Сегодня уже нет необходимости доказывать, что бесконтрольный прием ближневосточных беженцев в 2015 году был для Европы стихийным бедствием. Нынче днем с огнем не найти пропагандистов "культуры привечания" (Willkommenskultur), хотя еще год назад казалось, что именно этот тип субмиссивного европейца скоро будет доминирующим на континенте. Теперь политики Европы соревнуются в дисциплине выпроваживания, побивая друг друга цифрами депортируемых, то есть вчерашних приветствуемых. И как всегда, в первых рядах сиюминутного прогресса – немецкий канцлер Ангела Меркель. Она успешно преодолевает трудности, которых без нее, скорее всего, вовсе не было бы. О необходимости защищать европейские ценности от чьих-то посягательств она сегодня говорит так же убежденно и с тем же заразительным задором, как и два года назад, когда божилась, что жить в Германии, отказывающей нуждающимся в убежище, она не желает и не будет. Но дело сделано, как сказал слепой. Благоглупости никогда не проходят даром, иначе их бы звали добродетелью. Зубы дракона посеяны и уже дают обильные всходы.

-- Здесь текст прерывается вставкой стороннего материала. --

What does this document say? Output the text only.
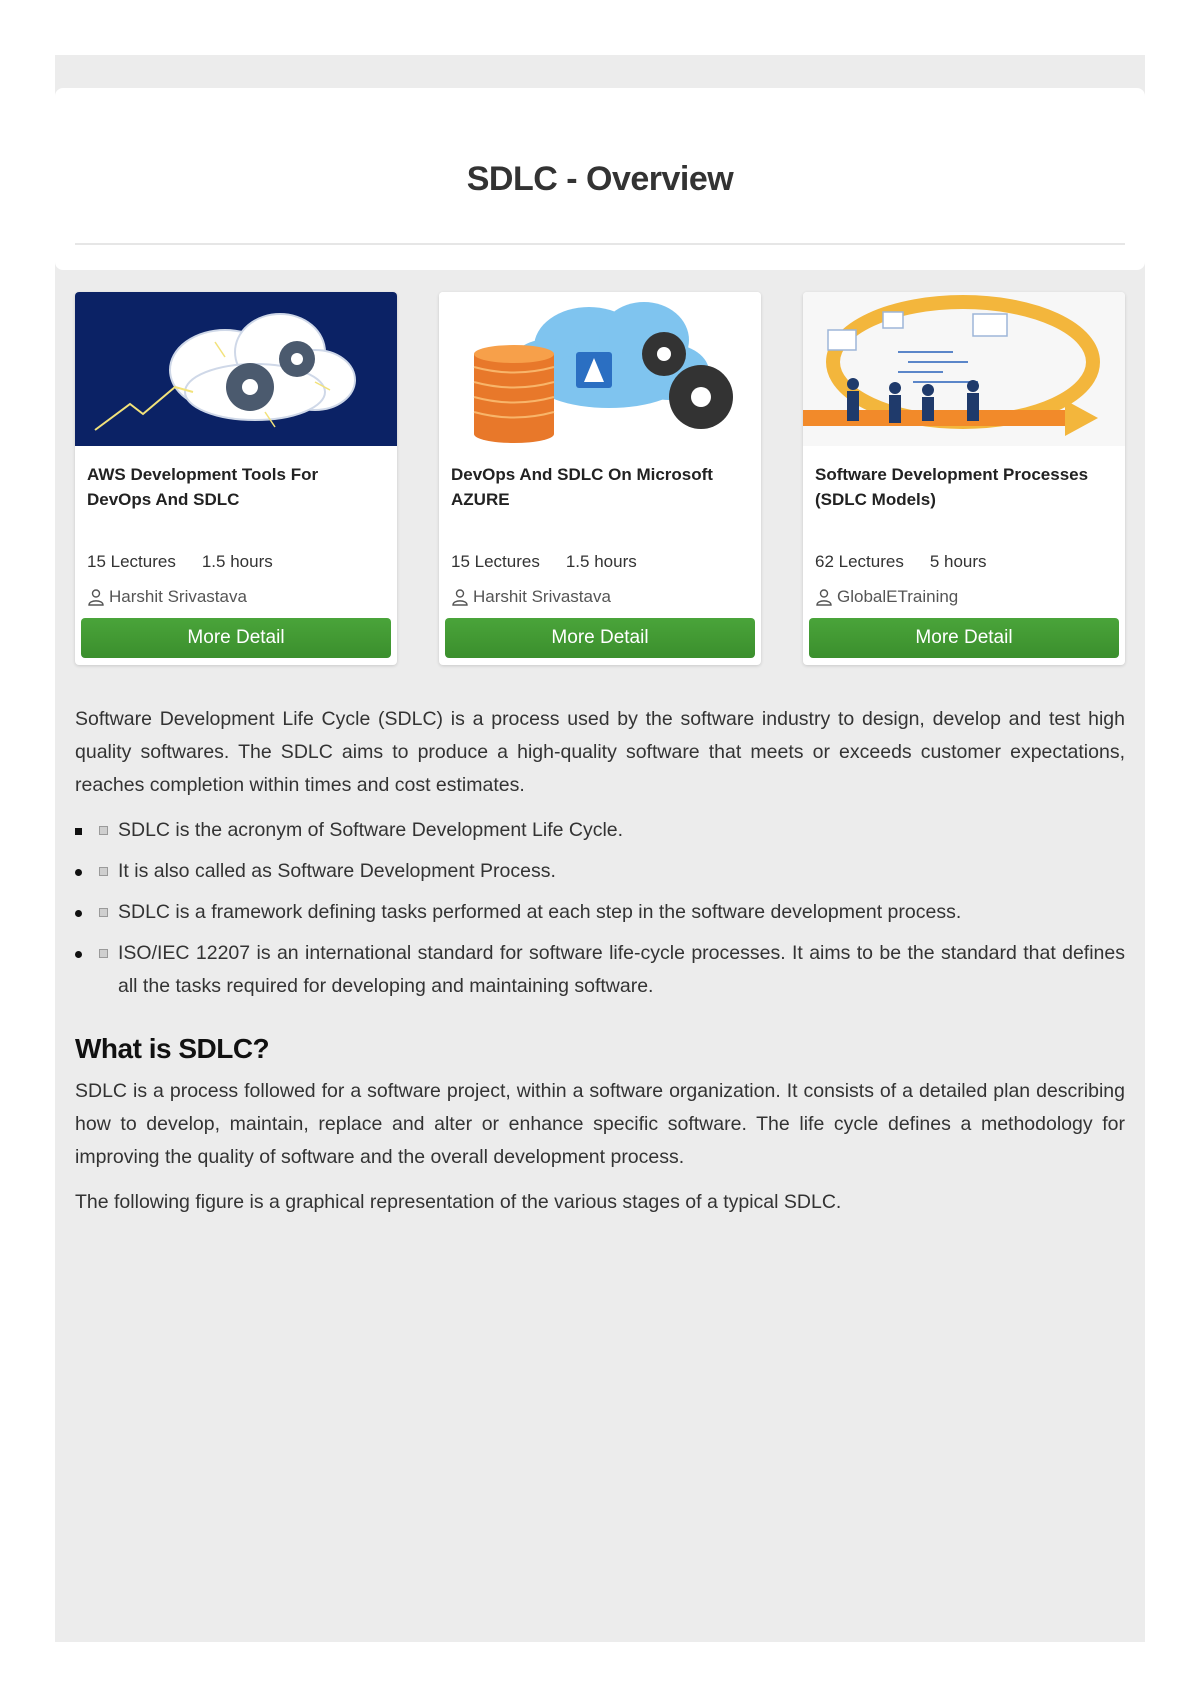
SDLC - Overview
AWS Development Tools For DevOps And SDLC
15 Lectures 1.5 hours
Harshit Srivastava
More Detail
DevOps And SDLC On Microsoft AZURE
15 Lectures 1.5 hours
Harshit Srivastava
More Detail
Software Development Processes (SDLC Models)
62 Lectures 5 hours
GlobalETraining
More Detail

Software Development Life Cycle (SDLC) is a process used by the software industry to design, develop and test high quality softwares. The SDLC aims to produce a high-quality software that meets or exceeds customer expectations, reaches completion within times and cost estimates.

SDLC is the acronym of Software Development Life Cycle.
It is also called as Software Development Process.
SDLC is a framework defining tasks performed at each step in the software development process.
ISO/IEC 12207 is an international standard for software life-cycle processes. It aims to be the standard that defines all the tasks required for developing and maintaining software.
What is SDLC?

SDLC is a process followed for a software project, within a software organization. It consists of a detailed plan describing how to develop, maintain, replace and alter or enhance specific software. The life cycle defines a methodology for improving the quality of software and the overall development process.

The following figure is a graphical representation of the various stages of a typical SDLC.
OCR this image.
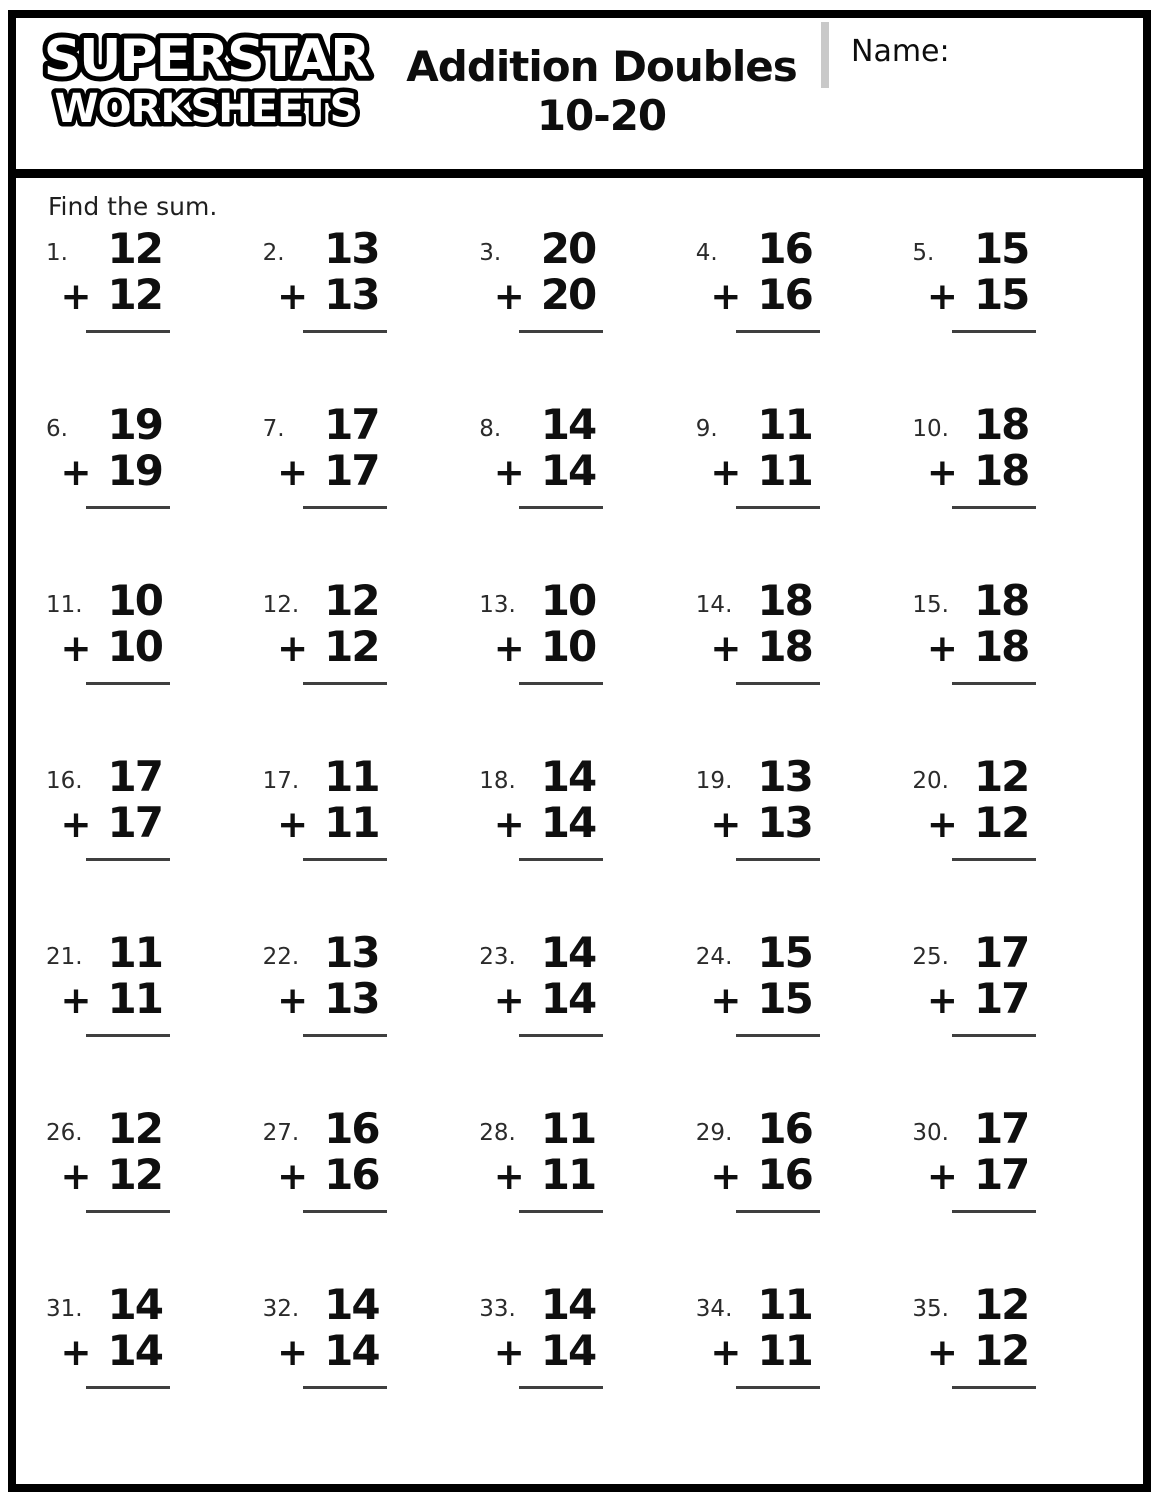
SUPERSTAR
WORKSHEETS
Addition Doubles
10-20
Name:
Find the sum.
1. 12
+ 12
2. 13
+ 13
3. 20
+ 20
4. 16
+ 16
5. 15
+ 15
6. 19
+ 19
7. 17
+ 17
8. 14
+ 14
9. 11
+ 11
10. 18
+ 18
11. 10
+ 10
12. 12
+ 12
13. 10
+ 10
14. 18
+ 18
15. 18
+ 18
16. 17
+ 17
17. 11
+ 11
18. 14
+ 14
19. 13
+ 13
20. 12
+ 12
21. 11
+ 11
22. 13
+ 13
23. 14
+ 14
24. 15
+ 15
25. 17
+ 17
26. 12
+ 12
27. 16
+ 16
28. 11
+ 11
29. 16
+ 16
30. 17
+ 17
31. 14
+ 14
32. 14
+ 14
33. 14
+ 14
34. 11
+ 11
35. 12
+ 12
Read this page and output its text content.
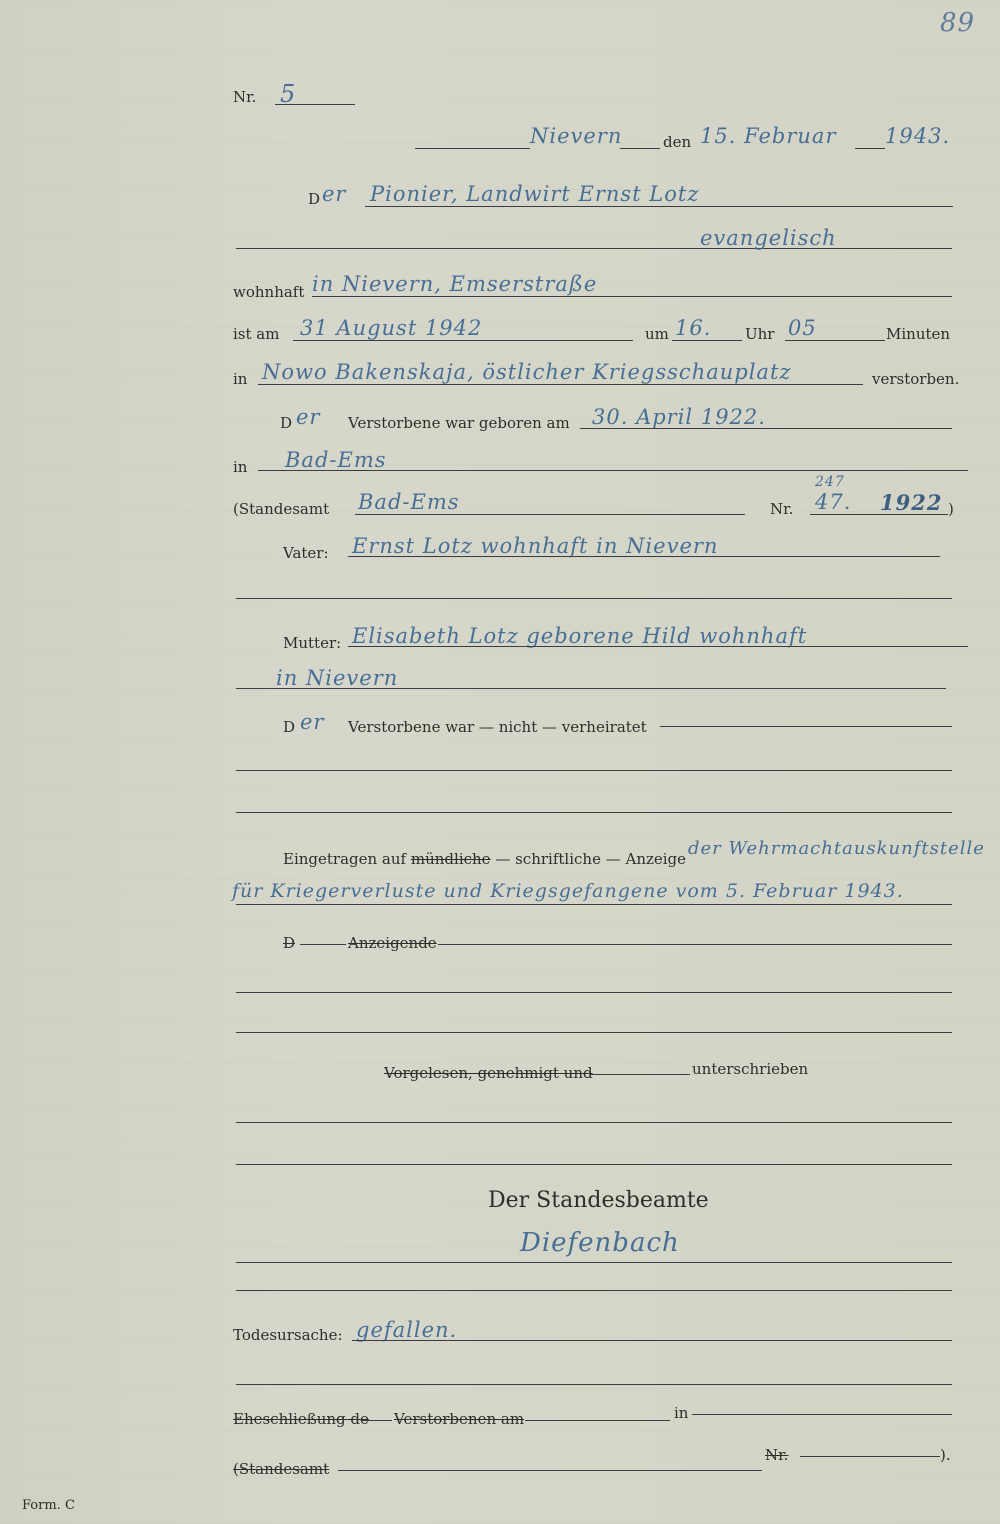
89
Nr. 5
Nievern	den 15. Februar 1943.
D er Pionier, Landwirt Ernst Lotz
evangelisch
wohnhaft in Nievern, Emserstraße
ist am 31 August 1942	um 16. Uhr 05	Minuten
in Nowo Bakenskaja, östlicher Kriegsschauplatz	verstorben.
D er Verstorbene war geboren am 30. April 1922.
in Bad-Ems
(Standesamt Bad-Ems	Nr.
247
47. 1922 )
Vater: Ernst Lotz wohnhaft in Nievern
Mutter: Elisabeth Lotz geborene Hild wohnhaft
in Nievern
D er Verstorbene war — nicht — verheiratet
Eingetragen auf mündliche — schriftliche — Anzeige der Wehrmachtauskunftstelle
für Kriegerverluste und Kriegsgefangene vom 5. Februar 1943.
D	Anzeigende
Vorgelesen, genehmigt und	unterschrieben
Der Standesbeamte
Diefenbach
Todesursache: gefallen.
Eheschließung de Verstorbenen am	in
(Standesamt
Nr.	).
Form. C
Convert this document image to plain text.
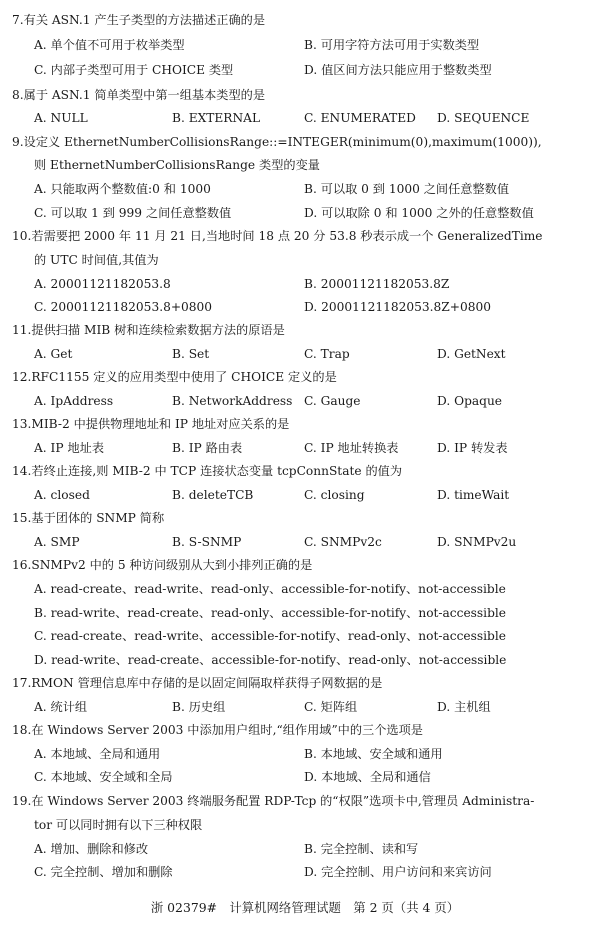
7.有关 ASN.1 产生子类型的方法描述正确的是
A. 单个值不可用于枚举类型	B. 可用字符方法可用于实数类型
C. 内部子类型可用于 CHOICE 类型	D. 值区间方法只能应用于整数类型
8.属于 ASN.1 简单类型中第一组基本类型的是
A. NULL	B. EXTERNAL	C. ENUMERATED D. SEQUENCE
9.设定义 EthernetNumberCollisionsRange::=INTEGER(minimum(0),maximum(1000)),
则 EthernetNumberCollisionsRange 类型的变量
A. 只能取两个整数值:0 和 1000	B. 可以取 0 到 1000 之间任意整数值
C. 可以取 1 到 999 之间任意整数值	D. 可以取除 0 和 1000 之外的任意整数值
10.若需要把 2000 年 11 月 21 日,当地时间 18 点 20 分 53.8 秒表示成一个 GeneralizedTime
的 UTC 时间值,其值为
A. 20001121182053.8	B. 20001121182053.8Z
C. 20001121182053.8+0800	D. 20001121182053.8Z+0800
11.提供扫描 MIB 树和连续检索数据方法的原语是
A. Get	B. Set	C. Trap	D. GetNext
12.RFC1155 定义的应用类型中使用了 CHOICE 定义的是
A. IpAddress	B. NetworkAddress C. Gauge	D. Opaque
13.MIB-2 中提供物理地址和 IP 地址对应关系的是
A. IP 地址表	B. IP 路由表	C. IP 地址转换表	D. IP 转发表
14.若终止连接,则 MIB-2 中 TCP 连接状态变量 tcpConnState 的值为
A. closed	B. deleteTCB	C. closing	D. timeWait
15.基于团体的 SNMP 简称
A. SMP	B. S-SNMP	C. SNMPv2c	D. SNMPv2u
16.SNMPv2 中的 5 种访问级别从大到小排列正确的是
A. read-create、read-write、read-only、accessible-for-notify、not-accessible
B. read-write、read-create、read-only、accessible-for-notify、not-accessible
C. read-create、read-write、accessible-for-notify、read-only、not-accessible
D. read-write、read-create、accessible-for-notify、read-only、not-accessible
17.RMON 管理信息库中存储的是以固定间隔取样获得子网数据的是
A. 统计组	B. 历史组	C. 矩阵组	D. 主机组
18.在 Windows Server 2003 中添加用户组时,“组作用域”中的三个选项是
A. 本地域、全局和通用	B. 本地域、安全域和通用
C. 本地域、安全域和全局	D. 本地域、全局和通信
19.在 Windows Server 2003 终端服务配置 RDP-Tcp 的“权限”选项卡中,管理员 Administra-
tor 可以同时拥有以下三种权限
A. 增加、删除和修改	B. 完全控制、读和写
C. 完全控制、增加和删除	D. 完全控制、用户访问和来宾访问
浙 02379#　计算机网络管理试题　第 2 页（共 4 页）
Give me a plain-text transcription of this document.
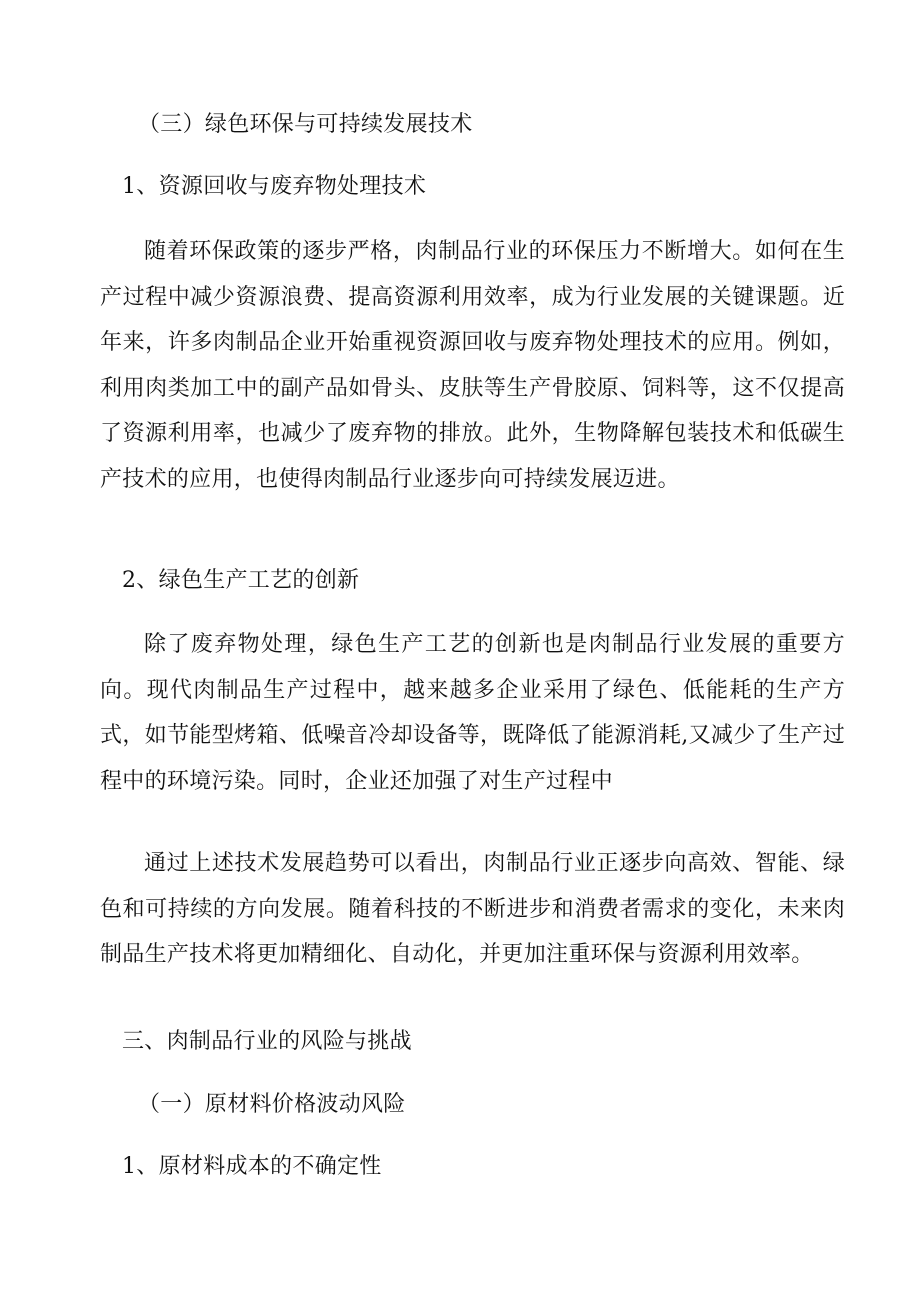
（三）绿色环保与可持续发展技术
1、资源回收与废弃物处理技术
随着环保政策的逐步严格，肉制品行业的环保压力不断增大。如何在生产过程中减少资源浪费、提高资源利用效率，成为行业发展的关键课题。近年来，许多肉制品企业开始重视资源回收与废弃物处理技术的应用。例如，利用肉类加工中的副产品如骨头、皮肤等生产骨胶原、饲料等，这不仅提高了资源利用率，也减少了废弃物的排放。此外，生物降解包装技术和低碳生产技术的应用，也使得肉制品行业逐步向可持续发展迈进。
2、绿色生产工艺的创新
除了废弃物处理，绿色生产工艺的创新也是肉制品行业发展的重要方向。现代肉制品生产过程中，越来越多企业采用了绿色、低能耗的生产方式，如节能型烤箱、低噪音冷却设备等，既降低了能源消耗,又减少了生产过程中的环境污染。同时，企业还加强了对生产过程中
通过上述技术发展趋势可以看出，肉制品行业正逐步向高效、智能、绿色和可持续的方向发展。随着科技的不断进步和消费者需求的变化，未来肉制品生产技术将更加精细化、自动化，并更加注重环保与资源利用效率。
三、肉制品行业的风险与挑战
（一）原材料价格波动风险
1、原材料成本的不确定性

Некоторое головокружение от успехов, например, проявляется в росте бытового антисемитизма. Германия – как говорится, дама с прошлым, и эксцессы подобного рода здесь всегда вызывали опасные ассоциации. Долгое время немецкое общество боялось предрассудка антисемитизма как чумы. Сказывалась оккупационная американская прививка. Но вот стала быстро меняться демографическая ситуация в Германии, и это не могло не сказаться на здешней культурной матрице. Пошла вразнос старая аксиология – наука о том, что такое хорошо и что такое плохо. Многие с облегчением почувствовали, что юдофобия не так страшна, как ее малюют, и в мире, где сбиты все вехи и ориентиры, она многое непонятное делает понятным.
Опасения не преувеличены, правительство, которого формально пару дней назад еще не было, уже решило объявить борьбу этому уродливому перекосу. Для начала всех ближневосточных искателей убежища в Германии свозят за государственный счет в бывшие лагеря смерти – пусть посмотрят, как это делалось в цивилизованной стране с образцовым порядком. Спорить всерьез об эффективности такой меры не приходится – новоселы с Ближнего Востока в своем отношении к Холокосту разбиты на три основные группы: одни уверены, что никакого Холокоста не было и все это еврейские штучки, другие готовы признать, что Холокост, может быть, и был, но исключительно по вине самих евреев, а третьи полагают, что Холокоста не было, но скоро непременно будет. Думать, что вид газовых камер вызовет приступ больной совести у тех, кто прошел через чистилище "арабской весны" и пекло "освобождения" Алеппо, могут только люди, оторванные от реальности.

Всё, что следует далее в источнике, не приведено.